アジアの熱風 (第19回)
第19回:イスラマバードの赤ひげ
西尾 英之(にしお ひでゆき)
1963年生まれ。87年毎日新聞入社。福島支局、社会部などを経て03年から特派員としてパキスタン、インド、タイの各国に駐在。12年4月から現職。
(2014年3月1日掲載)
夜の9時過ぎ、イスラマバード支局の警備員、ラシッドが部屋に飛び込んできた。「息子が大けがをした」。支局前の通りで大人用の自転車に乗って遊んでいた6歳の長男が、サドルから落ちて転倒したらしい。頭に傷があるようで顔が血だらけだ。大男のくせに気が小さく動転しきっているラシッドを落ち着かせ、とにかく医者に連れて行くことにした。
どこの病院に行くか。私が受診したことがあるのは郊外にある豪華な私立病院だけだ。近所には「24時間対応」をうたう国立総合病院もある。だがラシッドが選んだのは、薄暗い路地の奥にある、自身も通っているという診療所だった。
裸電球が照らす室内に入って思わず息をのんだ。大部屋の中心にベンチが置かれ、そこが待合室だ。ベンチに座りきれない患者は床に座って順番を待っている。診察室はなく、壁に沿って何人かのドクターが机を並べ、苦しげな息づかいの高齢者や赤ちゃんを診察している。
ラシッドの息子を治療したのは、パキスタン人に多い赤いあごひげを蓄えた、イスラム過激派の親玉のような風貌の医師だった。泣きじゃくる息子の肩を抱き何事か語りかけて慰め、手早く傷を調べる。「大したケガではない。縫合は必要ないよ」。父親にはウルドゥー語で、そして同行した私には英語で同じことを告げた。傷口を消毒し薬を塗って包帯を巻いて、30分ほどの治療が終わった。

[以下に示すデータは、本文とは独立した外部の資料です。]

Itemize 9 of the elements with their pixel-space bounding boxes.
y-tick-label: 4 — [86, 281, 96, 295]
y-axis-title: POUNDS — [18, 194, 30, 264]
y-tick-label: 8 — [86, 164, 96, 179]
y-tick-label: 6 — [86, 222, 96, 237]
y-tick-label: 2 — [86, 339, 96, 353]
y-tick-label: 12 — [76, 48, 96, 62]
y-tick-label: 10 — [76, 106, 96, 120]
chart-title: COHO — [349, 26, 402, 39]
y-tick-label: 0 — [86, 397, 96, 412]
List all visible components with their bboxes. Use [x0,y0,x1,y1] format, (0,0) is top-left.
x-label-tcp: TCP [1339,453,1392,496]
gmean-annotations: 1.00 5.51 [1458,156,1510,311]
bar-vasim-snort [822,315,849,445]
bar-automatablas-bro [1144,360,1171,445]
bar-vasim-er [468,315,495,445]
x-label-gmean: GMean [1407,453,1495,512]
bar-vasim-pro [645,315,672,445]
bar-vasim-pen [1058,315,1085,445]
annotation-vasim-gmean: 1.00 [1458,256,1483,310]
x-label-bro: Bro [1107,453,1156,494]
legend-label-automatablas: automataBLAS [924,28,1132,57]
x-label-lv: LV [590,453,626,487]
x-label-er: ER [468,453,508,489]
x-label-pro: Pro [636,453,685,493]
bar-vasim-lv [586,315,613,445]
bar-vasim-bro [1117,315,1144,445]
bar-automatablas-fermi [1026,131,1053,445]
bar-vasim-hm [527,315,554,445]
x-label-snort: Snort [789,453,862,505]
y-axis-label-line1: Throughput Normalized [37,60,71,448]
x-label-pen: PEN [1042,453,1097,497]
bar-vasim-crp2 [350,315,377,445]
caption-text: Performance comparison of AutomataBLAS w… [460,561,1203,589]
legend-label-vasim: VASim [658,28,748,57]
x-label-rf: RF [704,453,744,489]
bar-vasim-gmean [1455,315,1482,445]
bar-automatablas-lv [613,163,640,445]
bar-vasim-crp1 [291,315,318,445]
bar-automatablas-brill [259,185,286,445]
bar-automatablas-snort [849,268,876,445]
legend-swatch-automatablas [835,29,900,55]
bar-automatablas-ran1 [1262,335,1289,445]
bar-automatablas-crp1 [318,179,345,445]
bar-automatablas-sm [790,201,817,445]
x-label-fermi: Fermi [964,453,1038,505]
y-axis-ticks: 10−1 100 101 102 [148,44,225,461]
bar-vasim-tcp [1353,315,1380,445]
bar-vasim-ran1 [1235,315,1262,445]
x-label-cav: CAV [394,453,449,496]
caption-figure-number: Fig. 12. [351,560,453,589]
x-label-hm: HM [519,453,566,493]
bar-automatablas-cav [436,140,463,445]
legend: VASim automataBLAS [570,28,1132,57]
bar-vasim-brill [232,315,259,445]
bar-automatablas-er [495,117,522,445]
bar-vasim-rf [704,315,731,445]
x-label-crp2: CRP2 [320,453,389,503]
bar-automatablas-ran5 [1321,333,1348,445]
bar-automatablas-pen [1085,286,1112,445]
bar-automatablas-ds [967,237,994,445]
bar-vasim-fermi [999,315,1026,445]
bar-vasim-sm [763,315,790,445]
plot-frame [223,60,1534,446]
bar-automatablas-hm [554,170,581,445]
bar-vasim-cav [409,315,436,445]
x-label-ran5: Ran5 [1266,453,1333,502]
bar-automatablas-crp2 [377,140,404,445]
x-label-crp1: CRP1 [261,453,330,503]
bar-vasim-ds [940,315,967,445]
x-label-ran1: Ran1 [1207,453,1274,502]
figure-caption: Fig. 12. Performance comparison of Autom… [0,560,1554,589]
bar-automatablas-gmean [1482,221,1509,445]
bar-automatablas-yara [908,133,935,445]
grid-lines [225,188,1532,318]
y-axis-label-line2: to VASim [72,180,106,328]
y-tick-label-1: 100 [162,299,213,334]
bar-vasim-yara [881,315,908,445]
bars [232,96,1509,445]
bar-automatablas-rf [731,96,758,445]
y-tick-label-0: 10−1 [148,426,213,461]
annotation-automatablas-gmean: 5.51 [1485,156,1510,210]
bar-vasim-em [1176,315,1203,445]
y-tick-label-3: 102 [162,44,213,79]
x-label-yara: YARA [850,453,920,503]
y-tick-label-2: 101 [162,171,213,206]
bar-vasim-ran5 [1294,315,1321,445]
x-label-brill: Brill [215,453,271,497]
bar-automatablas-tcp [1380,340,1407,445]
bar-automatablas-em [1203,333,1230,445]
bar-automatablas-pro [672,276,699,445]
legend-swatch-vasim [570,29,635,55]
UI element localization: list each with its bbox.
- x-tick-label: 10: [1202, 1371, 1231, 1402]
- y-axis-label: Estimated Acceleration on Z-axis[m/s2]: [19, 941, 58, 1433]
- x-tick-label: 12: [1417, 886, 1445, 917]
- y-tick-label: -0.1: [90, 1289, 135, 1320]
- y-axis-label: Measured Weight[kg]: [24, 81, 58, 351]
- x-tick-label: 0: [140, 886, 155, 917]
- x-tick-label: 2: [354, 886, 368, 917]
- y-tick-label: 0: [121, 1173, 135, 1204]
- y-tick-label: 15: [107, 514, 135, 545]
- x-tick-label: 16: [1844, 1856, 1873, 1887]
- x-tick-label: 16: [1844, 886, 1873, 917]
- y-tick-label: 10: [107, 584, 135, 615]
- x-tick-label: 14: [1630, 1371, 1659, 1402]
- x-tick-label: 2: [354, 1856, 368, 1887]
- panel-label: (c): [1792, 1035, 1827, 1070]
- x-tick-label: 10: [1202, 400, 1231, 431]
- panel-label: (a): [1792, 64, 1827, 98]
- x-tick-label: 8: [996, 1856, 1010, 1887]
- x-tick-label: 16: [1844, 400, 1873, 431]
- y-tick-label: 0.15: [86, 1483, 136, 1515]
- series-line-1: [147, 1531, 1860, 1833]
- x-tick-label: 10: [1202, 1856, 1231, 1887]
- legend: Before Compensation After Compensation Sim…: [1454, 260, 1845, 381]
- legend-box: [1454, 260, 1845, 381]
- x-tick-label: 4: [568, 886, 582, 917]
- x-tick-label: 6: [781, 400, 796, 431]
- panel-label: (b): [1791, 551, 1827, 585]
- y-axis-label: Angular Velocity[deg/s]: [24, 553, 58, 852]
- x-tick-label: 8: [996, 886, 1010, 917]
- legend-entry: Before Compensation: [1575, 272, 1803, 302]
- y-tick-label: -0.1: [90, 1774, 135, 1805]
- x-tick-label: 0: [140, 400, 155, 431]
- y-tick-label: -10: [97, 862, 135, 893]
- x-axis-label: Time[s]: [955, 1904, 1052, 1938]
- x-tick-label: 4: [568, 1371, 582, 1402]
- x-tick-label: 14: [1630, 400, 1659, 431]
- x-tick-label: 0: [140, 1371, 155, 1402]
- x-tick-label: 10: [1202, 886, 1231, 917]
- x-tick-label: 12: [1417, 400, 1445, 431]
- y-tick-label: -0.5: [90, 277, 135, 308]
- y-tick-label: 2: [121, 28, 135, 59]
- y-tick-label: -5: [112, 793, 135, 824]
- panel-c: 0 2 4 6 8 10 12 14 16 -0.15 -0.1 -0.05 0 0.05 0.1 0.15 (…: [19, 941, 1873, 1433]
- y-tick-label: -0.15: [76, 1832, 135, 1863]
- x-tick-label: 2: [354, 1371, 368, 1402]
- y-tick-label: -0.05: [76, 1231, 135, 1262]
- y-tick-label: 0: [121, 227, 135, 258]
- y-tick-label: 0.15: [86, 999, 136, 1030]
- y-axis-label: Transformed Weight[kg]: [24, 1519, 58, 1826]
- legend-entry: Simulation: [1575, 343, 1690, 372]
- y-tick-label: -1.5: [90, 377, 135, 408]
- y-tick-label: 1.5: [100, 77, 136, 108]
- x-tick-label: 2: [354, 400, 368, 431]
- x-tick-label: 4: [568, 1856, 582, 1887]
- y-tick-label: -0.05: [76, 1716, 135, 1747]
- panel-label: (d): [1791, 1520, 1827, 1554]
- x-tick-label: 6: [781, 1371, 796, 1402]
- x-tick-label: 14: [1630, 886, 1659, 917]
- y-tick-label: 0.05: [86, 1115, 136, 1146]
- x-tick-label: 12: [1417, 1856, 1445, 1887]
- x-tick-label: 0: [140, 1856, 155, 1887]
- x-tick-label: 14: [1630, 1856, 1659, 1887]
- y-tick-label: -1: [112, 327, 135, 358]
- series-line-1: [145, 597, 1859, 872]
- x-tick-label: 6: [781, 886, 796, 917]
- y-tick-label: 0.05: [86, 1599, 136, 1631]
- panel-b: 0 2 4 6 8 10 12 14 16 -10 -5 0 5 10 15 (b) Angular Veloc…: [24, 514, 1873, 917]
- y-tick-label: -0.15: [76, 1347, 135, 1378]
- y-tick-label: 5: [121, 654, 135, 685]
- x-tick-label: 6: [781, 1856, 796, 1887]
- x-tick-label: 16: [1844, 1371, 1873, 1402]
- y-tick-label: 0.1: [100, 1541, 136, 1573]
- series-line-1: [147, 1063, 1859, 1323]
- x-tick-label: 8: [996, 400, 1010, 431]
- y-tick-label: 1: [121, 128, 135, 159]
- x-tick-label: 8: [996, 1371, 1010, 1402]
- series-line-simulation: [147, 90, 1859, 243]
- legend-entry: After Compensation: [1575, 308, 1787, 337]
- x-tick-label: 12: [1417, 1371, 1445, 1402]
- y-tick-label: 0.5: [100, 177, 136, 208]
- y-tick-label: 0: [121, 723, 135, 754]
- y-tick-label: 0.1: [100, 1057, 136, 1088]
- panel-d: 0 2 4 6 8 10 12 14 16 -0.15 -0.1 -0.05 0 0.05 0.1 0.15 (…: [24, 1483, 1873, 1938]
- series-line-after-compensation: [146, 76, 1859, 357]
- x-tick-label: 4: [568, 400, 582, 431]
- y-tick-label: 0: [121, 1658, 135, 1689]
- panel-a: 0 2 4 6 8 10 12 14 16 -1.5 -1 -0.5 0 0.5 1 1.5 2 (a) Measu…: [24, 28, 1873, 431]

会計の窓口などない。普段からカネのないラシッドに代わって払ってやるつもりだった私が「いくら」と聞くと、医師は不思議そうな顔をして「50ルピー」と答えた。
日本円にして50円ほど。安価だろうとは想像していたが、それにしても安い。日本のような国民皆保険制度のないこの国で、月給2500ルピーのラシッド一家がこの診療所を利用している理由がわかった。しかもラシッドによると普段は治療代は「つけ払い」だという。その場で費用について聞かれて、医師が不思議そうな顔をした理由もわかった。
医師は朝から夜遅くまでひっきりなしに訪れるカネのない患者たちの診察を続けているのだろう。落ち着いた包容力のある態度に「赤ひげ医師」という言葉を思い出さずにはいられなかった。
だが一方で、私は見てしまった。患者に使用した注射器が無造作に、多くの注射器が置かれたトレイに戻された。そして次の患者に、そのトレイからつまみ上げた注射器が使用された。注射器が消毒しないまま再利用されているのではないか? 肝炎やエイズ感染の恐れが頭に浮かび、私自身はこの診療所では受診できないと思った。
イスラマバードで私たち外国人が受診する総合病院は、ドクターはほぼ全員が米国や欧州で経験を積んだ帰国組。設備も日本の病院とさほど変わらない。驚かされるのは、一通り診察を受けると医師に「会計へ行って」と告げられることだ。会計窓口で数百ルピーを支払った後、再び診療室に戻り、領収書を提示して初めて注射を受けることができる。採血、投薬すべてそうだ。文字通り「カネを払わなければ、注射1本してもらえない」のだ。
この病院で受診すれば1回の治療費は数千ルピーを下らない。治療費の差は医療水準の差なのだろう。だが例え注射針の使い回しが行われていたとしても、薄暗い診療所のひげの医師を責める気にはならない。感染症の危険はあっても受診に50ルピーしか払えない人たちがおり、医師は懸命に、その人たちに治療を施していたように見えたからだ。